Sunday Simmons & Charlie Brick
- First edition
- Author: Jackie Collins
- Language: English
- Published: 1971
- Publisher: W. H. Allen
- Publication place: England

= Sunday Simmons & Charlie Brick =

1971 novel by Jackie Collins

Sunday Simmons & Charlie Brick was the third novel from English novelist Jackie Collins, published in 1971 by W. H. Allen, it was retitled The Hollywood Zoo in 1975 and then as Sinners in 1984.

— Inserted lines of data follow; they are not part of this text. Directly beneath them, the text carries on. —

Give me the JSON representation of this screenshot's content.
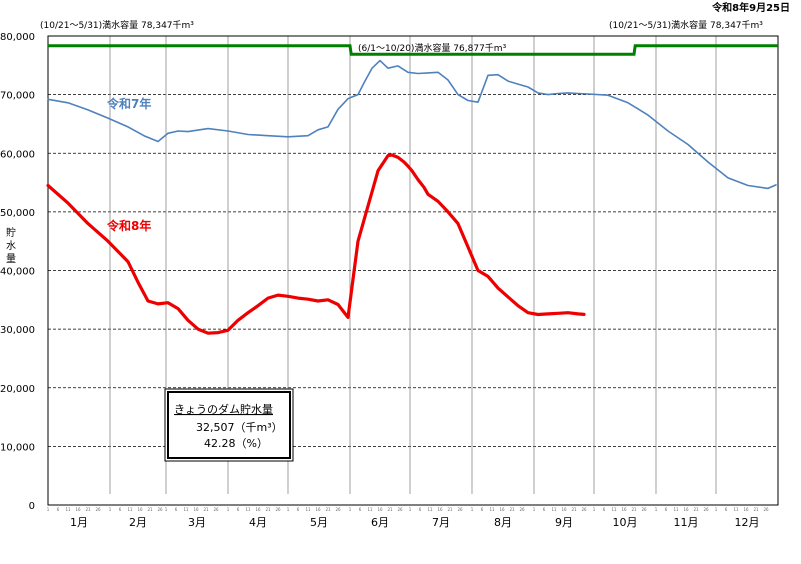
{
  "header": {
    "date": "令和8年9月25日"
  },
  "chart_data": {
    "type": "line",
    "ylabel": "貯水量",
    "ylim": [
      0,
      80000
    ],
    "yticks": [
      "0",
      "10,000",
      "20,000",
      "30,000",
      "40,000",
      "50,000",
      "60,000",
      "70,000",
      "80,000"
    ],
    "months": [
      "1月",
      "2月",
      "3月",
      "4月",
      "5月",
      "6月",
      "7月",
      "8月",
      "9月",
      "10月",
      "11月",
      "12月"
    ],
    "day_ticks": [
      "1",
      "6",
      "11",
      "16",
      "21",
      "26"
    ],
    "capacity": {
      "color": "#008000",
      "periods": [
        {
          "label": "(10/21～5/31)満水容量 78,347千m³",
          "value": 78347
        },
        {
          "label": "(6/1～10/20)満水容量 76,877千m³",
          "value": 76877
        },
        {
          "label": "(10/21～5/31)満水容量 78,347千m³",
          "value": 78347
        }
      ]
    },
    "series": [
      {
        "name": "令和7年",
        "color": "#4f81bd",
        "x": [
          0,
          10,
          20,
          30,
          40,
          48,
          55,
          60,
          65,
          70,
          80,
          90,
          100,
          110,
          120,
          130,
          135,
          140,
          145,
          150,
          152,
          155,
          158,
          162,
          166,
          170,
          175,
          180,
          185,
          190,
          195,
          200,
          205,
          210,
          215,
          220,
          225,
          230,
          235,
          240,
          245,
          250,
          255,
          260,
          265,
          270,
          280,
          290,
          300,
          310,
          320,
          330,
          340,
          350,
          360,
          364
        ],
        "values": [
          69200,
          68600,
          67400,
          66000,
          64500,
          63000,
          62000,
          63400,
          63800,
          63700,
          64200,
          63800,
          63200,
          63000,
          62800,
          63000,
          64000,
          64500,
          67500,
          69300,
          69600,
          70000,
          72000,
          74500,
          75800,
          74500,
          74900,
          73800,
          73600,
          73700,
          73800,
          72500,
          70000,
          69000,
          68700,
          73300,
          73400,
          72300,
          71800,
          71300,
          70300,
          70000,
          70200,
          70300,
          70200,
          70100,
          69900,
          68600,
          66500,
          63800,
          61500,
          58500,
          55800,
          54500,
          54000,
          54600
        ]
      },
      {
        "name": "令和8年",
        "color": "#ee0000",
        "x": [
          0,
          10,
          20,
          30,
          40,
          45,
          50,
          55,
          60,
          65,
          70,
          75,
          80,
          85,
          90,
          95,
          100,
          105,
          110,
          115,
          120,
          125,
          130,
          135,
          140,
          145,
          150,
          155,
          160,
          165,
          170,
          172,
          175,
          178,
          180,
          182,
          185,
          188,
          190,
          195,
          200,
          205,
          210,
          215,
          220,
          225,
          230,
          235,
          240,
          245,
          250,
          255,
          260,
          265,
          268
        ],
        "values": [
          54500,
          51500,
          48000,
          45000,
          41500,
          38000,
          34800,
          34300,
          34500,
          33500,
          31500,
          30000,
          29300,
          29400,
          29800,
          31500,
          32800,
          34000,
          35300,
          35800,
          35600,
          35300,
          35100,
          34800,
          35000,
          34200,
          32000,
          45000,
          51000,
          57000,
          59600,
          59700,
          59300,
          58500,
          57800,
          57000,
          55500,
          54200,
          53000,
          51800,
          50000,
          48000,
          44000,
          40000,
          39000,
          37000,
          35500,
          34000,
          32800,
          32500,
          32600,
          32700,
          32800,
          32600,
          32507
        ]
      }
    ]
  },
  "info_box": {
    "title": "きょうのダム貯水量",
    "amount": "32,507（千m³）",
    "ratio": "42.28（%）"
  }
}
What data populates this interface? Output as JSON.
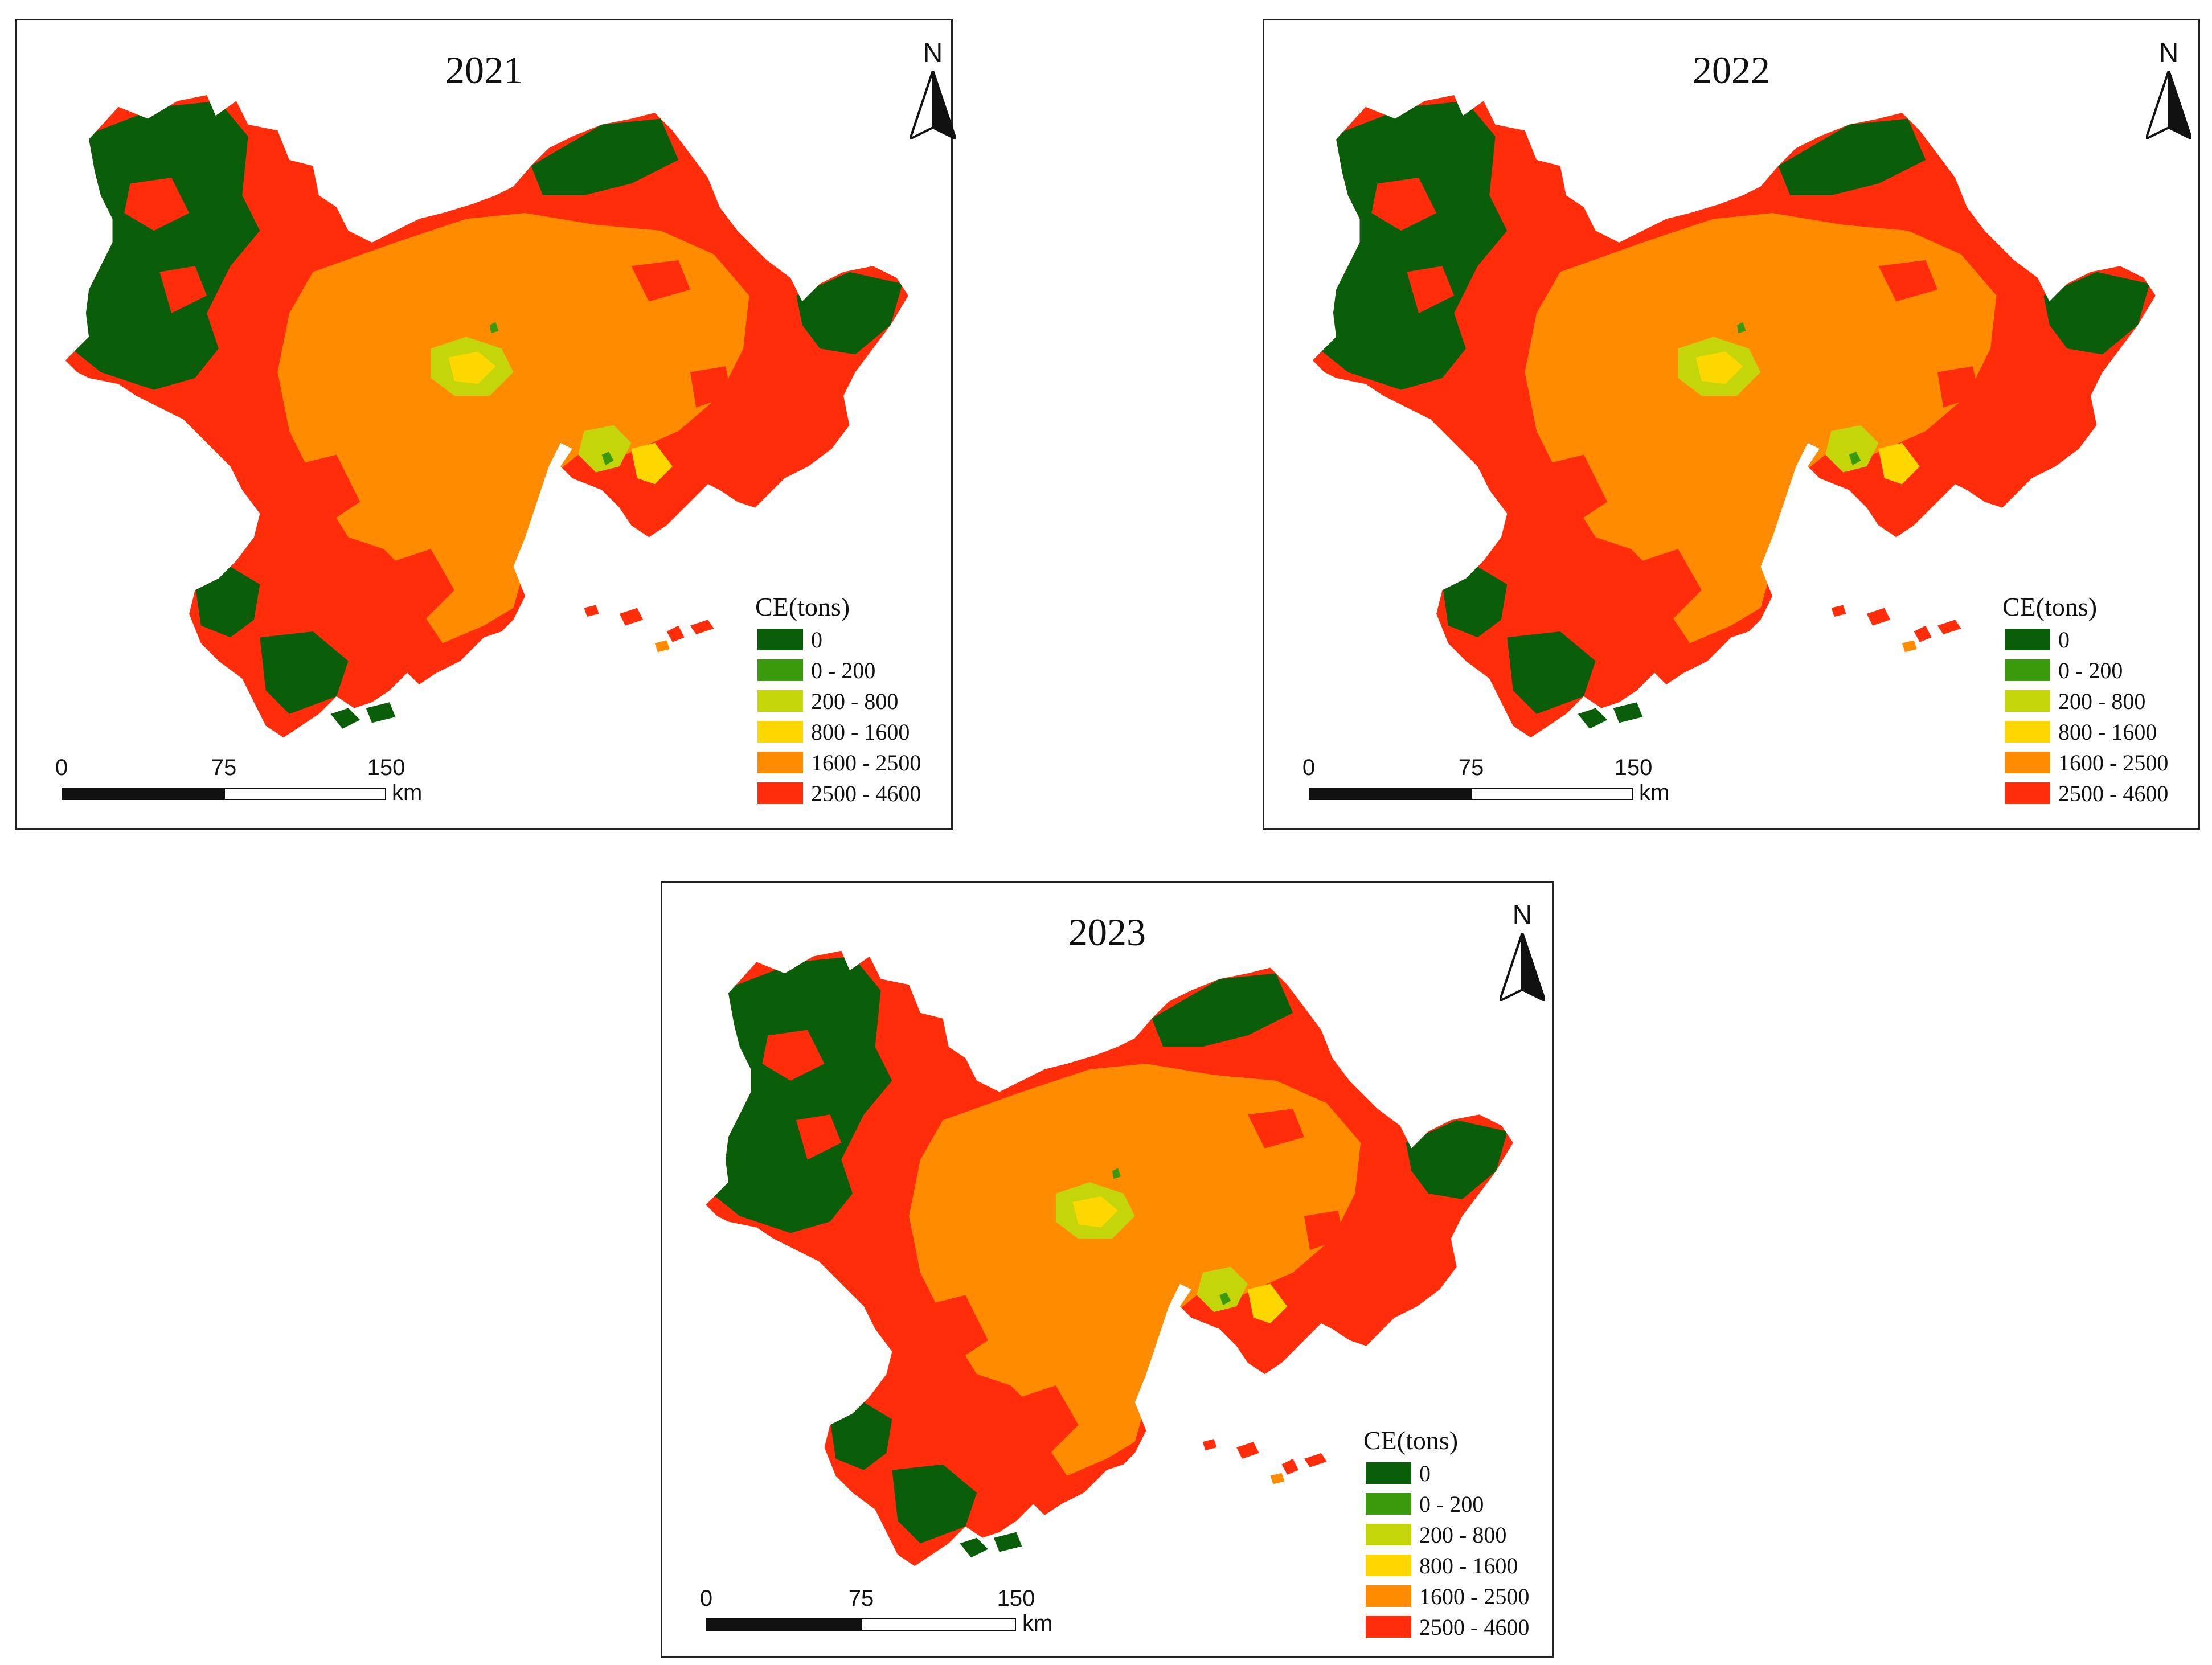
{
  "legend": {
    "title": "CE(tons)",
    "classes": [
      {
        "label": "0",
        "color": "#0a5e0a"
      },
      {
        "label": "0 - 200",
        "color": "#3a9a0c"
      },
      {
        "label": "200 - 800",
        "color": "#c4d60a"
      },
      {
        "label": "800 - 1600",
        "color": "#ffd700"
      },
      {
        "label": "1600 - 2500",
        "color": "#ff8c00"
      },
      {
        "label": "2500 - 4600",
        "color": "#ff2d0a"
      }
    ]
  },
  "north_label": "N",
  "scale": {
    "ticks": [
      "0",
      "75",
      "150"
    ],
    "unit": "km"
  },
  "panels": [
    {
      "year": "2021"
    },
    {
      "year": "2022"
    },
    {
      "year": "2023"
    }
  ]
}
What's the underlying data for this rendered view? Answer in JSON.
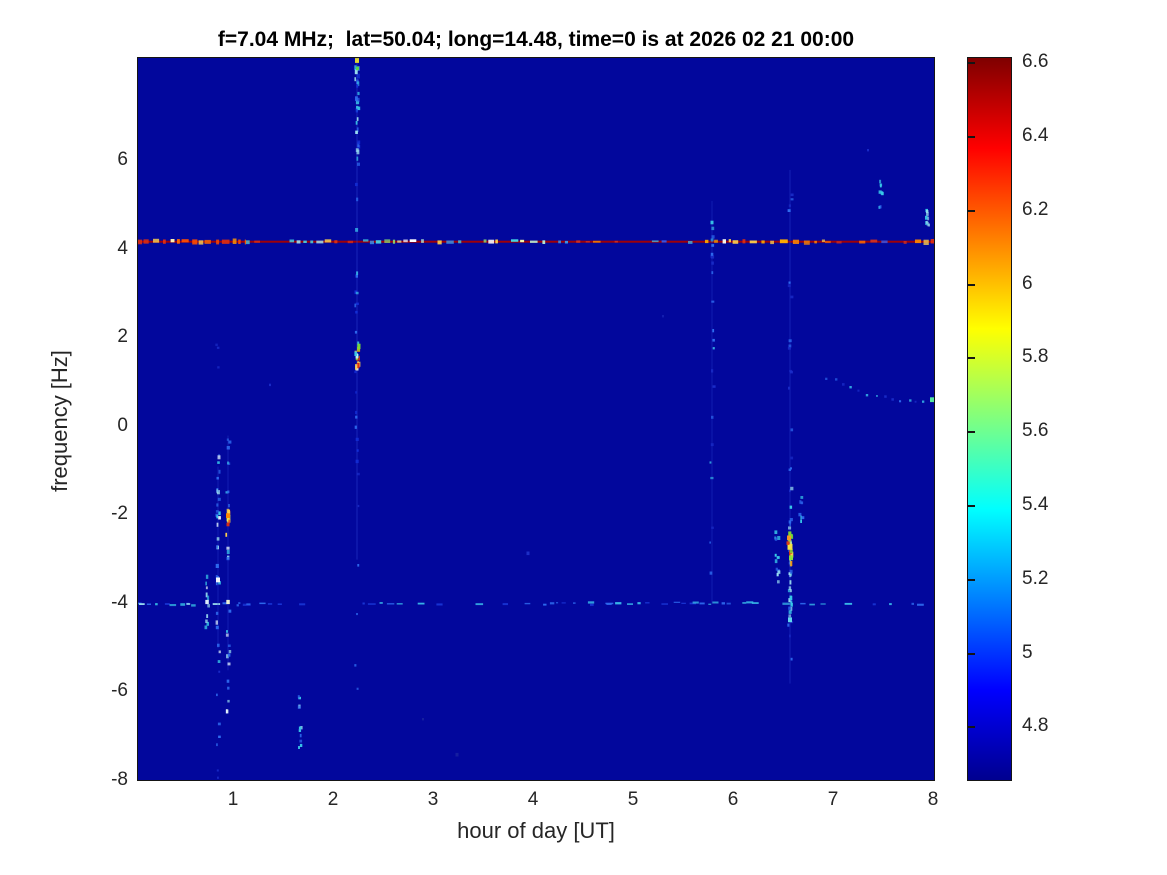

This would be Collins' first novel set in Los Angeles (the previous two had been set in London) and also the first one that centred on the lives and loves of film stars. The character of Charlie Brick was said to be based on actor comedian Peter Sellers, a close friend of Collins' at the time.

==Plot==
Sunday Simmons is an aspiring actress. The daughter of a South American father and French mother, she left Rio de Janeiro to attend a drama academy in London. Two days after her departure, her parents were killed in a car crash.

Charlie Brick, forty and well-known, was regarded as one of the world’s leading comedic actors, though his relationships with women, including his distant wife Lorna, were consistently disappointing.

Herbert Lincoln Jefferson was working as a chauffeur for one of the Hollywood film companies. While his grotesquely fat wife, Marge, watched TV and ate all day, he was indulging in perverse sexual fantasies.

The lives of the three characters intertwine when they meet in Hollywood.

==Reception==
Sunday Simmons & Charlie Brick was Collins' third bestseller and, like her previous two novels The World Is Full Of Married Men and The Stud, her new novel sparked controversy for its sexually explicit nature.